Grouping bytes to make common data types and sizes

On the previous page, we introduced the 8-bit byte as the fundamental unit of data storage. A byte can hold one of 256 different values (256 because the byte has 8 bits each with 2 possible values, giving 2*2*2*2*2*2*2*2 or 2⁸ =256 possibilities). Historically, this has emerged as a convenient size for common data elements such as a character or a colour component of an image pixel. But of course, 256 possible values isn't enough for various types of data. In such circumstances, a number of bytes are generally combined to form larger data types.

2-byte values (short, half word)

If we combine 2 bytes, we get a value with 16 bits which can store up to 65536 distinct values (=256*256). In Java, the short data type holds 16 bits. In some other languages, notably C, it's common to refer to a 16-bit data type as a short or short integer.

The term word is sometimes used to refer to a group of several bytes that form a unit or number. On some systems, there is a convention that a "word" consists specifically of four bytes, so that a two-byte grouping is called a half word. This term isn't universal, though.

16-bit values are typically used in cases where the value we need to store can have a "few thousand" values, such as:

the X or Y screen co-ordinate of a pixel;
a sound sample on a CD or DVD;
a typical character of Unicode, a common character encoding system that allows for a wide variety of characters (e.g. Chinese and Japanese characters, phonetic symbols etc) to be encoded.

4-byte values (word, int)

If we combine 4 bytes, we get a value with 32 bits, which can store 65536*65536 distinct values. This gives a range of approximately 4 billion different values. In many languages, a data type referred to simply as an "int" (=integer) is assumed to be 4 bytes. In Java, the data type int is defined precisely to be four bytes.

As just mentioned, on some systems, there is a convention that a word is precisely four bytes (but this isn't universal).

On many modern processors, a 4-byte value is the size of value that the CPU most "conveniently" processes (that is, it is the register size, or size of the "internal variables" of the processor).

4-byte integers are generally used in cases such as:

to perform whole-number arithmetic for most "normal" purposes, where there's no specific need for a large number (where by "large", we mean values bigger than a couple of billion);
as the normal size of number to store where we've no specific need for another size;
to refer to a memory address on most systems;
in cases where it's convenient to treat a group of four bytes together: for example, a 4-byte word can hold a pixel colour value consisting of one byte each for the read, green, blue and transparency components; or we could combine the left and right samples of a stereo 16-bit sound source into one 4-byte word per stereo sample.
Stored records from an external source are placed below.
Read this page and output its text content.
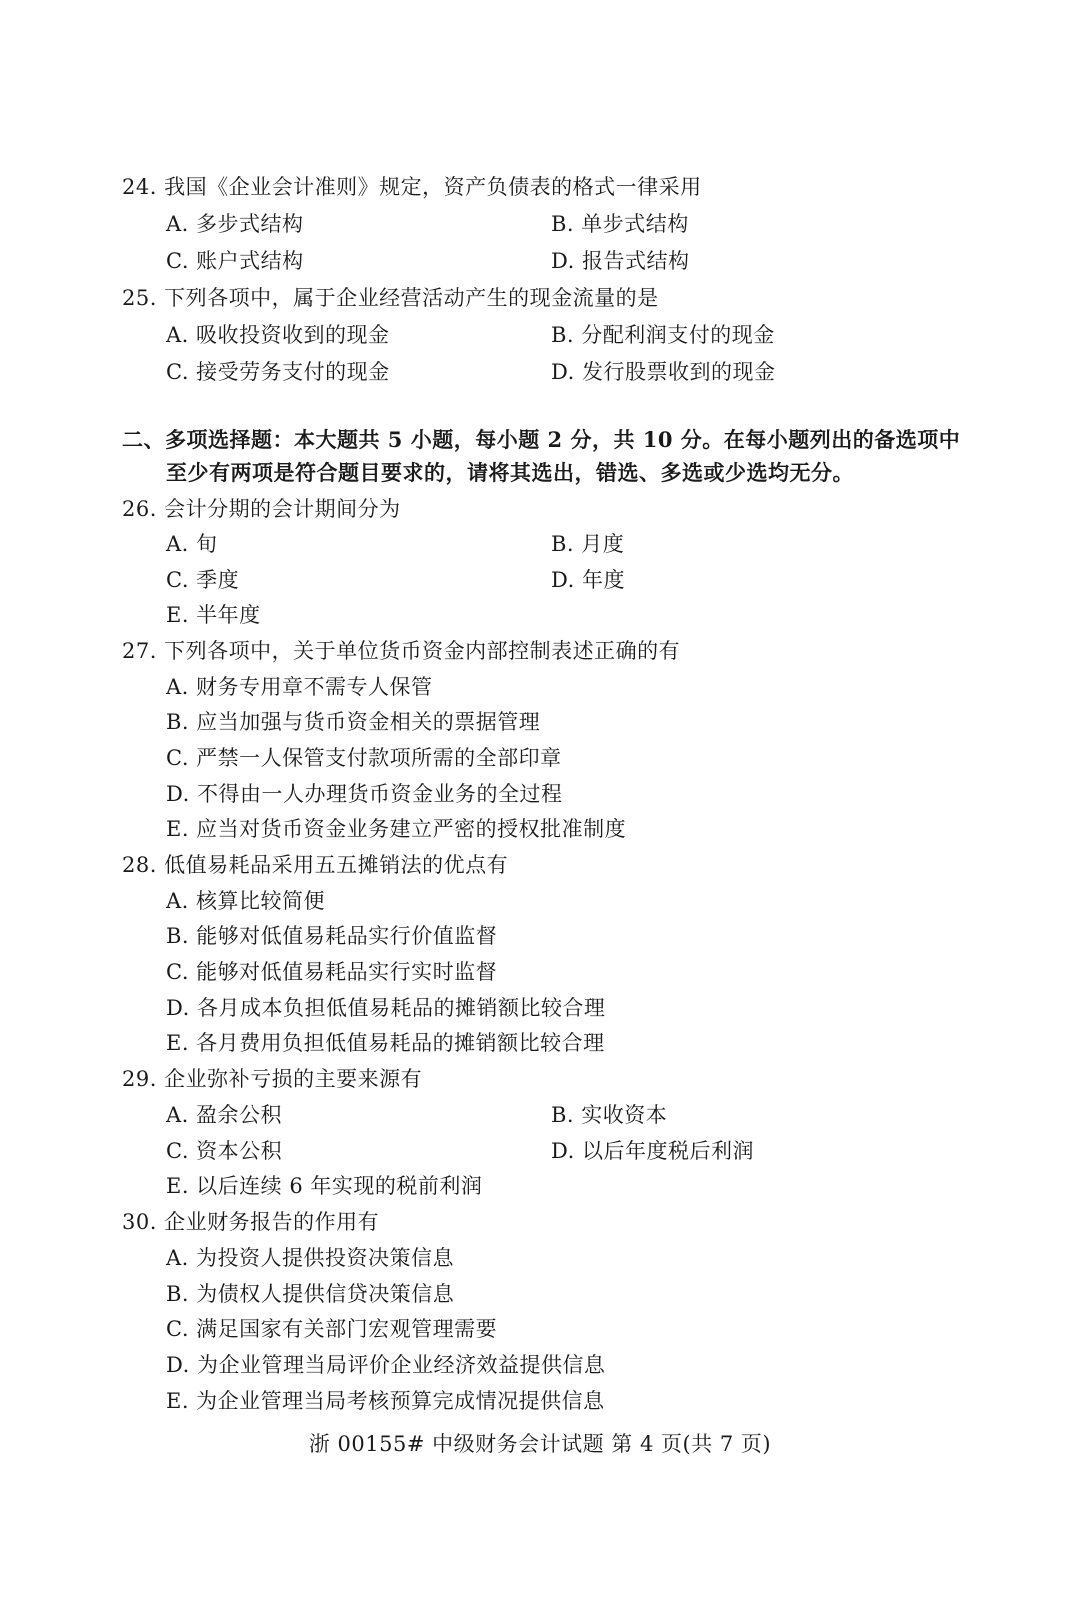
24. 我国《企业会计准则》规定，资产负债表的格式一律采用
A. 多步式结构	B. 单步式结构
C. 账户式结构	D. 报告式结构
25. 下列各项中，属于企业经营活动产生的现金流量的是
A. 吸收投资收到的现金	B. 分配利润支付的现金
C. 接受劳务支付的现金	D. 发行股票收到的现金
二、多项选择题：本大题共 5 小题，每小题 2 分，共 10 分。在每小题列出的备选项中
至少有两项是符合题目要求的，请将其选出，错选、多选或少选均无分。
26. 会计分期的会计期间分为
A. 旬	B. 月度
C. 季度	D. 年度
E. 半年度
27. 下列各项中，关于单位货币资金内部控制表述正确的有
A. 财务专用章不需专人保管
B. 应当加强与货币资金相关的票据管理
C. 严禁一人保管支付款项所需的全部印章
D. 不得由一人办理货币资金业务的全过程
E. 应当对货币资金业务建立严密的授权批准制度
28. 低值易耗品采用五五摊销法的优点有
A. 核算比较简便
B. 能够对低值易耗品实行价值监督
C. 能够对低值易耗品实行实时监督
D. 各月成本负担低值易耗品的摊销额比较合理
E. 各月费用负担低值易耗品的摊销额比较合理
29. 企业弥补亏损的主要来源有
A. 盈余公积	B. 实收资本
C. 资本公积	D. 以后年度税后利润
E. 以后连续 6 年实现的税前利润
30. 企业财务报告的作用有
A. 为投资人提供投资决策信息
B. 为债权人提供信贷决策信息
C. 满足国家有关部门宏观管理需要
D. 为企业管理当局评价企业经济效益提供信息
E. 为企业管理当局考核预算完成情况提供信息
浙 00155# 中级财务会计试题 第 4 页(共 7 页)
8-byte values (long, double word)

Occasionally, a 4-byte integer with its range of 4 billion or so distinct values is not enough. In such cases, it's common to combine a total of 8 bytes. Since it's double the capacity of a 4-byte integer, this gives a total of around 16 billion billion distinct values. In Java, an 8-byte number is called a long. Longs are mainly used in the following cases:

for file sizes or file offsets: using a 4-byte word for a file size (which was once common), allows a maximum file size of "only" about 4 billion bytes, or about 4 gigabytes. In some applications, such as databases, having files larger than this is not uncommon;
for timestamps: it's common to take timings as the number of milliseconds (thousandths of a second) since a given point; since there are over 86 million milliseconds in a day, restricting a timestamp to 4 bytes would not allow us to time a period of very many days or store times within a very large range.

The size of 8 bytes is also one that many processors can "conveniently" handle in some way. For some (so-called 64-bit processors), it is the size that processor 'naturally' handles. And even in the case of processors that most naturally handle 4 byte values (32-bit processors), these usually have some operations that deal with 64-bit values, for example the ability to multiply two 32-bit values together and give the result as a 64-bit value.

Other group sizes

It's possible to store a number as any aribitrary number of bits or bytes that is convenient. For example, if we needed a number large than 4 bytes, but 8 bytes was overkill, we might opt for 6 bytes.

Nowadays, it's becoming less and less common to stray beyond the "power of 2" (1*2 = 2 bytes, 2*2 = 4 bytes, 4*2 = 8 bytes) sizes mentioned. Usually, especially in the case of 4 or 8 bytes, modern processors and programming languages are designed to work efficiently with these sizes of number. So with the lagre memory and storage capacities of modern computers, it's usually not worth the extra programming effort to use a non-standard size just to shave a few bytes off here and there.